There are limits on what lambda calculus can model though. For example, it doesn't model IO very well. So, these days, lambda calculus is only one of the parts of maths that informs functional programming.
I guess you could also say that the world is made of state, state transitions and state derivations, and functional programming does a great job of making the latter two reliable.
Every anything-oriented language amounts to wankage.
The world is a complicated place with complicated problems. Complicated problems are always solved by splitting them into different sub-problems, each routinely of radically different character than the outer problem, other sub-problems, or its own sub-sub-problems.
So, a language "oriented" for any one of those is a terrible choice for others. To solve any whole problem, your language should support all the styles that might be useful. Often, a sub-problem falls to a style combining a little of this style and a little of that. Styles should not be straitjackets.

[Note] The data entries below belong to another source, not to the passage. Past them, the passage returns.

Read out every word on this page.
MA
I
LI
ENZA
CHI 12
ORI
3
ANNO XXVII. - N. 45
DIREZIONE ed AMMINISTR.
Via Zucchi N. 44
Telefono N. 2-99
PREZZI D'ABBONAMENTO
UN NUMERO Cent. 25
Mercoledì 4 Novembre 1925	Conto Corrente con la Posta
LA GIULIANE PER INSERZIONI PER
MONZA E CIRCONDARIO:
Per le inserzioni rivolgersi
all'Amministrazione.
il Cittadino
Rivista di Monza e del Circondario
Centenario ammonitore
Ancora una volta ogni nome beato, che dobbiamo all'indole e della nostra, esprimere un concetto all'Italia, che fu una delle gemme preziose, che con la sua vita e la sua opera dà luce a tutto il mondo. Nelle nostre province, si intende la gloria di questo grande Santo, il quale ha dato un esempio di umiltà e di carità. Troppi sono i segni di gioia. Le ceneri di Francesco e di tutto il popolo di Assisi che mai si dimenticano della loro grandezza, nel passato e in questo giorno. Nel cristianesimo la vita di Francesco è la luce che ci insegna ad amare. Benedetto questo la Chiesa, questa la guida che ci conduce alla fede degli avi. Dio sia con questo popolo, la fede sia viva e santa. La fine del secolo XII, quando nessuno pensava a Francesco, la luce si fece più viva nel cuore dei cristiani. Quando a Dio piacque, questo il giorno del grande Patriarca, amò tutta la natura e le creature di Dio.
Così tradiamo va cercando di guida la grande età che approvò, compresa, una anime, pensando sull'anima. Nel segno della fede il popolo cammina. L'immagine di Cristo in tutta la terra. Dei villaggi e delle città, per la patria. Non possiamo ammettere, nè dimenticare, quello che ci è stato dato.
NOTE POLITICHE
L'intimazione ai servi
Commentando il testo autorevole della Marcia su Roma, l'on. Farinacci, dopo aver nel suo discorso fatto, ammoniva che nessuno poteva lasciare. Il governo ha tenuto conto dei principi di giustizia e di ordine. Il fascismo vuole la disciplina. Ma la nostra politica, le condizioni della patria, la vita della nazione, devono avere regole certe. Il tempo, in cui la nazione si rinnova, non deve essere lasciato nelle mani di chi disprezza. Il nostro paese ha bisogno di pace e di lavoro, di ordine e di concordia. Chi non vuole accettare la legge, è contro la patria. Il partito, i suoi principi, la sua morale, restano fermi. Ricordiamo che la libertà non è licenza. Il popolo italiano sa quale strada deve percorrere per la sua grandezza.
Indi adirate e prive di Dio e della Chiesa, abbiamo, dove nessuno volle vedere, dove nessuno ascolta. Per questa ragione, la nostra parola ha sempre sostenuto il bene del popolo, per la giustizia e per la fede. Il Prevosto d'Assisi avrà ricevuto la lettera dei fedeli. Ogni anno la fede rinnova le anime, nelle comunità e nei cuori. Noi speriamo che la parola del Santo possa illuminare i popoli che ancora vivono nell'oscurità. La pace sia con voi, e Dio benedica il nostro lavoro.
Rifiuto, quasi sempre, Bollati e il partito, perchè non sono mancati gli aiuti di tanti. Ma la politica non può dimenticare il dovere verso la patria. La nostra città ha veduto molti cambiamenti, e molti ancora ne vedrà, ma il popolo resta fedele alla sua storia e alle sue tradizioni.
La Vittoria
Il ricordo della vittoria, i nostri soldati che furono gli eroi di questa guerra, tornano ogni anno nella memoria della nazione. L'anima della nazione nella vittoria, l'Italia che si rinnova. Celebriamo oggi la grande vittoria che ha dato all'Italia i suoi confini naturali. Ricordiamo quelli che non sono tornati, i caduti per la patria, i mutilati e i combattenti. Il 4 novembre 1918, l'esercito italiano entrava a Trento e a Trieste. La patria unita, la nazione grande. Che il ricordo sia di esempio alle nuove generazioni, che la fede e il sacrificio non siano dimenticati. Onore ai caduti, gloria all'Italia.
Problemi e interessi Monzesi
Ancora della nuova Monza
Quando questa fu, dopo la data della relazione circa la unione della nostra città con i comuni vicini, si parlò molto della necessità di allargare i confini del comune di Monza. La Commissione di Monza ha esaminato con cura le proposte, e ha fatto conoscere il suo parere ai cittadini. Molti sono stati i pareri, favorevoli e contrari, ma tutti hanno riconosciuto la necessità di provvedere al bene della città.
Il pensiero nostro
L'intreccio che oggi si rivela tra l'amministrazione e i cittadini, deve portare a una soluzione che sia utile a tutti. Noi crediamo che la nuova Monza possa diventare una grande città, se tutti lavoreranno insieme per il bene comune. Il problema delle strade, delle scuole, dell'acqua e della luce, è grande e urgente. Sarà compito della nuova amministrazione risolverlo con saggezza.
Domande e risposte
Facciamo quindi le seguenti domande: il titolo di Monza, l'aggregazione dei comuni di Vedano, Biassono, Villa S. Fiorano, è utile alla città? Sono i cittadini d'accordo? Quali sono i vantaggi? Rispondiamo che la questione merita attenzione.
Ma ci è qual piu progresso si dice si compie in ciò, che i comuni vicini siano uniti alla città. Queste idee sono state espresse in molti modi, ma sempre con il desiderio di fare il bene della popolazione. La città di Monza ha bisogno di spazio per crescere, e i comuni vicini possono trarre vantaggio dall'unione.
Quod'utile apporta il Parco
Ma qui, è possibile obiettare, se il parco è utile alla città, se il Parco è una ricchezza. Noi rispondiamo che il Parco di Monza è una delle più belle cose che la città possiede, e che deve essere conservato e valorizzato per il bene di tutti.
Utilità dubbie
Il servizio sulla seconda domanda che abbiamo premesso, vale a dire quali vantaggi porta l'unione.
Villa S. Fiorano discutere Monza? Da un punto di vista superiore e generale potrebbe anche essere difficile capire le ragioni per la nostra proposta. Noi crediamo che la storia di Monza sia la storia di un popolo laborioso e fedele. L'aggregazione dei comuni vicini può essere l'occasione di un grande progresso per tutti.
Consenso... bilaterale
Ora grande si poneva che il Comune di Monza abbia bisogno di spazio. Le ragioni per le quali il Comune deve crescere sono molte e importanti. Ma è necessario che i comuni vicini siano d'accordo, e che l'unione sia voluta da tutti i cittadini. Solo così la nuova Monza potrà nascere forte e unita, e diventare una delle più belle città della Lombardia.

Generally, it is better if the language is powerful and expressive enough that support for a style is not built in, but can be provided by a library. Any fancy built-in feature is always an admission that the core language wasn't strong enough to express it in a library.
That is why weak languages so often have fancy core features (e.g. dictionary): without, you would be left with no support. This should make us suspicious of a "match" feature.
A more powerful language lets you pick from variations on the fancy feature in a library or libraries. And, the library might define a new style useful for the sort of problems the library is designed for.
I can relate to your sentiment but calling it "pseudo intellectualism" is a step too far in my opinion. The math behind FP is legit. Like Programming Language Theory it can teach you interesting abstractions. And useful basic things like how most collections you use are monoids, map/flatMap, etc.
On the other hand, the original Design Patterns book was published in 1994. I'm still waiting for its FP equivalent.
Design patterns are just a repetition of the golden rule "don't repeat yourself" (when they're not they're antipattern). Maybe the functional developers don't need a book to teach them how to walk...
Either define concretely what the world is made of (i.e. particles and what they do), or don't use this sentence. Currently you just say "wow this is so abstract, it's actually <something else that's also abstract>". Turns out neither paradigm has anything to do with real life, they have their own niches and their own place within different contexts.